Having given count in the spade suit, Squirrel had kept 3 clubs. To the unobservant Mouse there appeared to be just one hope: South might have remaining the ♠QJ tight. He led the ♠3 and when the ♠Q appeared, his heart beat faster, but hope was extinguished when the ♠J didn’t drop under the ♠K on the second round.
‘Sorry, Partner, it looks like down 2,’ observed Mouse resignedly. ‘I was hoping for a bit more from the dummy. ♦8, please.’ When Squirrel perforce won the ♦K, she found she had to give a ruff and a sluff, restoring the score to down 1 for an average result.
‘Wait a minute,’ squeaked Squirrel, ‘you conceded down 2. I’m going to call Director Bear.’
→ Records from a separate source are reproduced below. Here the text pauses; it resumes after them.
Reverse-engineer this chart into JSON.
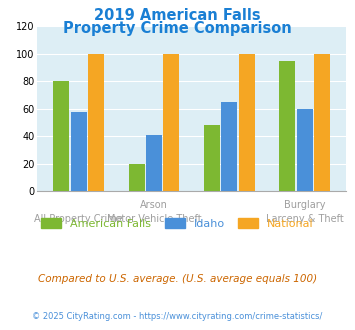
{
  "title_line1": "2019 American Falls",
  "title_line2": "Property Crime Comparison",
  "title_color": "#1a7fd4",
  "american_falls": [
    80,
    20,
    48,
    95
  ],
  "idaho": [
    58,
    41,
    65,
    60
  ],
  "national": [
    100,
    100,
    100,
    100
  ],
  "colors": {
    "american_falls": "#7db832",
    "idaho": "#4a90d9",
    "national": "#f5a623"
  },
  "ylim": [
    0,
    120
  ],
  "yticks": [
    0,
    20,
    40,
    60,
    80,
    100,
    120
  ],
  "plot_bg_color": "#ddeef5",
  "top_labels": [
    "",
    "Arson",
    "",
    "Burglary"
  ],
  "bottom_labels": [
    "All Property Crime",
    "Motor Vehicle Theft",
    "",
    "Larceny & Theft"
  ],
  "label_color": "#9e9e9e",
  "footer_text": "Compared to U.S. average. (U.S. average equals 100)",
  "footer_color": "#cc6600",
  "copyright_text": "© 2025 CityRating.com - https://www.cityrating.com/crime-statistics/",
  "copyright_color": "#4a90d9",
  "legend_labels": [
    "American Falls",
    "Idaho",
    "National"
  ],
  "bar_width": 0.23
}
‘I didn’t concede,’ claimed Mouse, ‘I made an observation to my partner and called for the diamond. You can’t concede tricks you can’t possibly lose.’
‘Don’t call Bear,’ ordered Fox wearily, ’it’s your own fault for not unblocking the ♦K.’
‘Don’t fret,’ soothed Rabbit, ‘things don’t always turn out well, no matter what you do.’
‘Haw!” commented Kibitzer Crow, ‘just another average board. I think I’ll fly over to the visitor’s car park and watch the seagulls practice their synchronized dive bombing routine.’
Conclusion What can we learn from this (largely) truthful account? Although the location of the cards is of paramount importance, the best strategy to pursue depends on the condition under which the game is played. No matter the degree of uncertainty, in theory to act optimally is to act according to the probabilities given the information available, however, expert versus expert is vastly different from novice versus novice, or novice versus expert, because the degrees of uncertainty are different. Foxes, aristocrats of the forest, needn’t take risks against Rabbits: it’s good enough to gather easy pickings against their inferior opponents at minimum cost. Rabbits, uncertain of what is transpiring, assiduously apply general rules regardless of circumstances at hand. The information their bidding and play provides often lacks specificity, so it is an error to read too much into what they do. Caution is advised in competitive auctions especially.